In a building so White, who is going to tell them how wrong this is? What precedent are we setting for the students who are shaping the future of theatre? Rather than addressing social change head-on, they act against it through uniformed White ignorance. The teachers hardly ever meet with one another; some of them don’t even know each other. There’s no diversity training, no gender training, and there’s no organization in any regard. Their staffing is not adequate, to the point where website updates and proper room space were wishful thinking. 

The final showcase was perhaps the most disappointing part of it all. Students here spend months of their final semester scrapping on scenes that are eventually performed in front of an ever-dwindling number of agents; it was about five, last I checked. Circle’s record of broken promises are about as problematic as its outlook. They are incredibly out of touch as far as why their students aren’t succeeding, or more specifically, what the theater world is asking of them. The acting world needs more diversity, more culture, more change, but Circle seems to think it’s a trend more than anything else. A White instructor once told me that Black actors often land more opportunities because of their skin color. To her, it’s a great time to be Black in the acting world, because White actors have to work extra hard in order to stand out these days. She isn’t alone in this mindset, as most of her colleagues feel that, compared to before, the work truly has been done. Things have, in fact, gotten much better for actors of color, but what is Circle doing to help this?
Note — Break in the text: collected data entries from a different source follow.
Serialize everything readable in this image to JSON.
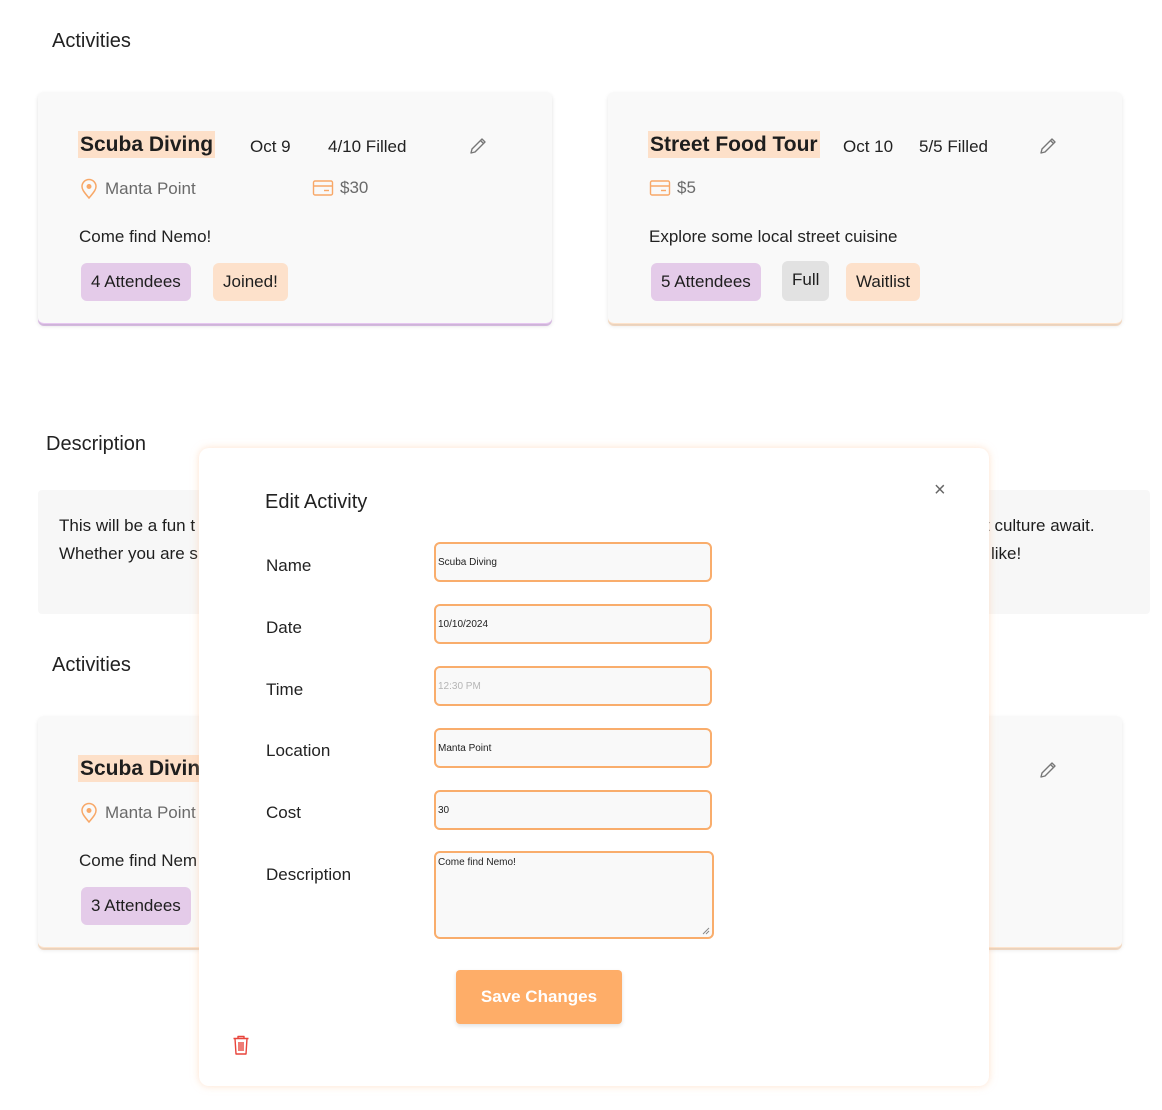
{
  "sections": {
    "activities_top": "Activities",
    "description": "Description",
    "activities_bottom": "Activities"
  },
  "cards_top": [
    {
      "title": "Scuba Diving",
      "date": "Oct 9",
      "filled": "4/10 Filled",
      "location": "Manta Point",
      "cost": "$30",
      "description": "Come find Nemo!",
      "attendees": "4 Attendees",
      "status": "Joined!"
    },
    {
      "title": "Street Food Tour",
      "date": "Oct 10",
      "filled": "5/5 Filled",
      "cost": "$5",
      "description": "Explore some local street cuisine",
      "attendees": "5 Attendees",
      "full": "Full",
      "waitlist": "Waitlist"
    }
  ],
  "description_panel": {
    "line1_left": "This will be a fun t",
    "line1_right": "t culture await.",
    "line2_left": "Whether you are s",
    "line2_right": "like!"
  },
  "card_bottom": {
    "title": "Scuba Divin",
    "location": "Manta Point",
    "description": "Come find Nem",
    "attendees": "3 Attendees"
  },
  "modal": {
    "title": "Edit Activity",
    "close": "×",
    "fields": {
      "name": {
        "label": "Name",
        "value": "Scuba Diving"
      },
      "date": {
        "label": "Date",
        "value": "10/10/2024"
      },
      "time": {
        "label": "Time",
        "placeholder": "12:30 PM"
      },
      "location": {
        "label": "Location",
        "value": "Manta Point"
      },
      "cost": {
        "label": "Cost",
        "value": "30"
      },
      "description": {
        "label": "Description",
        "value": "Come find Nemo!"
      }
    },
    "save_label": "Save Changes"
  },
  "colors": {
    "accent": "#fead68",
    "title_highlight": "#fde0c9",
    "chip_purple": "#e4cbe9",
    "chip_peach": "#fde1cb",
    "chip_gray": "#e2e2e2",
    "delete_red": "#e8453c"
  }
}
A "Black Lives Matter'' post over a week into nationwide protests? They don’t have diversity in their staff, their productions, nor their mindset. They don’t empower the present culture, and they sure as hell don’t understand what they need to do to empower their students of color. This needs to change. 

Arts institutions have to do far more than token representations, and we cannot rest until that work is truly done. This is not a trend, not as long as students of color are systematically disadvantaged in ways some will never understand. It’s already bad enough that we don’t have the housing opportunities, loan opportunities, or health access as our White counterparts; how is it easier for Black actors, in any way? At its most basic level, we need representation from those that claim to help us: the arts. It is up to institutions We need more Asian actors, more Latinx playwrights, more Black instructors. I hope Circle in the Square can start listening to their students, for once, because we will set the stage for the future. It is the next generation that will produce the next cultural movement, and we will produce true change, rather than holding onto old ways.

Circle in the Square Theater School needs to listen to us, the students of color. They have neglected us and exploited their position for far too long, as an outdated arts organization that has done nothing to advance culture or progress in any meaningful way. They are out of touch, they refuse to grow, and their ignorance is a sickness that capitalizes on us, the students of color. Is there any way for them to move forward? Circle in the Square Theatre School has a long way to go.